BERLIN (Reuters) - In a return to the national political stage, former German Chancellor Gerhard Schroeder criticised his successor Angela Merkel for failing to build on his welfare reforms and raising Berlin’s euro zone crisis bill by acting too slow and too late.
The 68-year old Schroeder, a Social Democrat (SPD), has kept a low profile since being beaten by Merkel in a tight election in 2005, giving the occasional interview but largely staying out of the national limelight.
But on the 10th anniversary of his controversial “Agenda 2010” reforms, Schroeder returned to Berlin, sat in on a meeting with SPD lawmakers, and held a news conference with Frank-Walter Steinmeier, his former chief of staff and loser to Merkel in the last election in 2009.
“I don’t think it would be unfair to her to say that she’s added nothing,” Schroeder, looking older but still boasting a full head of chestnut brown hair, said when asked about Merkel’s reform record.
“In Europe, Merkel always acted too late, which made everything more expensive,” he added.
Merkel, 58, is favoured to win a third term as chancellor in September and the SPD may be hoping that Schroeder’s appearance will give a boost to their struggling candidate Peer Steinbrueck, who served as finance minister in the “grand coalition” that ruled Germany from 2005-2009.
Schroeder’s reforms, which reduced income taxes, overhauled unemployment insurance and made the labour market more flexible by liberalising temporary work, initially pushed joblessness to a post-war high above 5 million.

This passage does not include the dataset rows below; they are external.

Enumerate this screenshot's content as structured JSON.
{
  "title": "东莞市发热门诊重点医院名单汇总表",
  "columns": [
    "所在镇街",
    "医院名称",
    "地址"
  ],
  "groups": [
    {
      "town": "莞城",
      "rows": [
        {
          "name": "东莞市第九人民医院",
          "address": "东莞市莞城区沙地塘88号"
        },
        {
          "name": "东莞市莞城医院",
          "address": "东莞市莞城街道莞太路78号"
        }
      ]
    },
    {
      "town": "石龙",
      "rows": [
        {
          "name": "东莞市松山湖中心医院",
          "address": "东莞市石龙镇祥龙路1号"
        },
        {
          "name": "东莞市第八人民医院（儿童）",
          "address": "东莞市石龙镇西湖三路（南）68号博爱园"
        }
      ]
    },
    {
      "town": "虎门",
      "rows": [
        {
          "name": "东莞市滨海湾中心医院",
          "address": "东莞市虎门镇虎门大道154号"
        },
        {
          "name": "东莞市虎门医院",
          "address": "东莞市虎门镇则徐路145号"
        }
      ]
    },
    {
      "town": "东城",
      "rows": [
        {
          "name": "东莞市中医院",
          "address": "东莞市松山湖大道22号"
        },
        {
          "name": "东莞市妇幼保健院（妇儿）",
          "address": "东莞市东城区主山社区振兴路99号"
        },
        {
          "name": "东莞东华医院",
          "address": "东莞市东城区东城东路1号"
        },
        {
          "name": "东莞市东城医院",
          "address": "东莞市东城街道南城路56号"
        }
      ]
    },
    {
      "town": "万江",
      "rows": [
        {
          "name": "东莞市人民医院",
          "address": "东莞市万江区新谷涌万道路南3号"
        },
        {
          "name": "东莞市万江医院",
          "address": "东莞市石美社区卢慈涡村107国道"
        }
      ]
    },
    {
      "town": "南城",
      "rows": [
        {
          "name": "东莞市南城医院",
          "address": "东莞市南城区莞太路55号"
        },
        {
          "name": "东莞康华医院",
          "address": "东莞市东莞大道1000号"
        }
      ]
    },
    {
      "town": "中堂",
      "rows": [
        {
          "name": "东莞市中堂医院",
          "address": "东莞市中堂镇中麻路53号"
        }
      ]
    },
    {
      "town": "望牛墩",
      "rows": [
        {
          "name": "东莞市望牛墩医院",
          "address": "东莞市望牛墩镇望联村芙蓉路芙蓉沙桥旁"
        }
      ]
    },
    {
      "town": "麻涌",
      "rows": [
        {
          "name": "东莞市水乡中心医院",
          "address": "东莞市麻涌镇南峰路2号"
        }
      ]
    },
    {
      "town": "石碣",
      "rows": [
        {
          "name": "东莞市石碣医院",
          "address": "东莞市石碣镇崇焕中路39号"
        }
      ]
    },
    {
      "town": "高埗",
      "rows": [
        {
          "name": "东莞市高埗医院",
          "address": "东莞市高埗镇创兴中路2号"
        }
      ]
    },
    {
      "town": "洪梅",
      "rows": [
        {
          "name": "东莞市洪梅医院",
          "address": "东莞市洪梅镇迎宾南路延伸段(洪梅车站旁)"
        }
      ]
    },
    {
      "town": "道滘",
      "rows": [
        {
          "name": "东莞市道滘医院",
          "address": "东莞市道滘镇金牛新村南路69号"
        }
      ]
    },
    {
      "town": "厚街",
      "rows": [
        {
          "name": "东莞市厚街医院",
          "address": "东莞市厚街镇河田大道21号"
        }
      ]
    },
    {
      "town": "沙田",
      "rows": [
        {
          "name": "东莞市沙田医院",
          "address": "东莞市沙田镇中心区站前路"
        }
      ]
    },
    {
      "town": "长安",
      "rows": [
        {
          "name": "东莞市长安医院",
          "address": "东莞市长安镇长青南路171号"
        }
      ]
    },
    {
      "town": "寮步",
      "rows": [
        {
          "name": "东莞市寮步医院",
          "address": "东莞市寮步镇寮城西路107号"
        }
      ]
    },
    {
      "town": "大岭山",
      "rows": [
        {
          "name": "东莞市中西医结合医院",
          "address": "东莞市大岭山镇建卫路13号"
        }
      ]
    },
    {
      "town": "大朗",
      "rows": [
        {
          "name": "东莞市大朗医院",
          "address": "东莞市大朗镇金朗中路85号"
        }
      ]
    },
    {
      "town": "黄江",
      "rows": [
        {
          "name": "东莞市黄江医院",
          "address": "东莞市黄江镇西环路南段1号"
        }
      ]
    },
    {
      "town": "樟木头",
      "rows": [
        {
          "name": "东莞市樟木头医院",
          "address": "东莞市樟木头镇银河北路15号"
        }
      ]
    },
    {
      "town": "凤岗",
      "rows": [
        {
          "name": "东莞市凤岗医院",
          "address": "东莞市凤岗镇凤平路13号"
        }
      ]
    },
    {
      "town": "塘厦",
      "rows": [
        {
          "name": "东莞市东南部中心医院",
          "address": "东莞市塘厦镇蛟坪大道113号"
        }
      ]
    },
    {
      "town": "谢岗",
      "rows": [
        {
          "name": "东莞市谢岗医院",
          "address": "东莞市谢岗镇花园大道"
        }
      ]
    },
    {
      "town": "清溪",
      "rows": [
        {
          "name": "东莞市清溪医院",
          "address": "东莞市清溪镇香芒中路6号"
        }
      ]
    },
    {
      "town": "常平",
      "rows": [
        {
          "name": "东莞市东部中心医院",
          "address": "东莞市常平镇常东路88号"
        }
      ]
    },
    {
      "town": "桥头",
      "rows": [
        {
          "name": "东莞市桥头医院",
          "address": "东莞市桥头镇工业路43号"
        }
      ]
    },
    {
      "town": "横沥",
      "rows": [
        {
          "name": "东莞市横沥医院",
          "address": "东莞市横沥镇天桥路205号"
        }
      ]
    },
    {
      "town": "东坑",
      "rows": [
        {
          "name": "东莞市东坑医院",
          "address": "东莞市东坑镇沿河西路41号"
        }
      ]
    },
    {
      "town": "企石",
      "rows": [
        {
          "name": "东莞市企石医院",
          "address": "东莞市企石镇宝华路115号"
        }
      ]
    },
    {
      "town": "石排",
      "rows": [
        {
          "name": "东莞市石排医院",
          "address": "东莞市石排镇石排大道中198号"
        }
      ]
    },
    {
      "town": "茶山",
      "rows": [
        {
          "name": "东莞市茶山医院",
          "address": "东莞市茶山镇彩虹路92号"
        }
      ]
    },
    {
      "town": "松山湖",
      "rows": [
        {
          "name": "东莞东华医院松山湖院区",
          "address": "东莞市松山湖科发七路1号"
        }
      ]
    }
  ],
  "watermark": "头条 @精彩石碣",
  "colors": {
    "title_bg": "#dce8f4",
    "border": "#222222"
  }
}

The political storm that resulted sent Schroeder’s approval ratings plunging, turned him into a divisive figure within the SPD, and prompted him to call an early election which he lost narrowly to Merkel.
She has become a hate figure for some in the SPD because she has enjoyed the fruits of Schroeder’s reforms over the past half-decade, using Germany’s economic strength to solidify her grip on power.
While many of Germany’s partners in southern Europe have been struggling with deep recessions, Europe’s largest economy grew by 4.2 percent in 2010 and 3.0 percent in 2011.
Unemployment is hovering near a post-reunification low at 6.9 percent, while the jobless rate in Spain and Greece is more than three-times as high.
But the anniversary of Schroeder’s reforms has also cast a spotlight on Merkel’s domestic record.
Some economists and businessmen accuse her of gambling away Germany’s hard-earned economic gains by encouraging higher wages, pushing up energy costs with a mismanaged switch from nuclear to renewables, and taking a piecemeal approach to tackling the country’s big demographic and education challenges.
They point to data showing German productivity gains have stalled over the past half-decade and foreign direct investment slowed.
“It has become much less attractive for companies in Germany,” Roland Berger, founder of the business consultancy of the same name, told Reuters in a recent interview. “This is because of rising wages and energy costs, but also a paradigm shift towards a greater state role” in the economy under Merkel.
In the news conference, Steinmeier contrasted Schroeder’s “courage” in pushing through “Agenda 2010” and breaking with Germany’s close post-war ally the United States over the Iraq war with Merkel’s self-described “step-by-step” approach to the euro crisis and domestic reform.
“If Gerhard Schroeder had acted as timidly back then as the current government has done with the challenges it has faced, then Germany probably wouldn’t be looking better than its European partners,” Steinmeier said.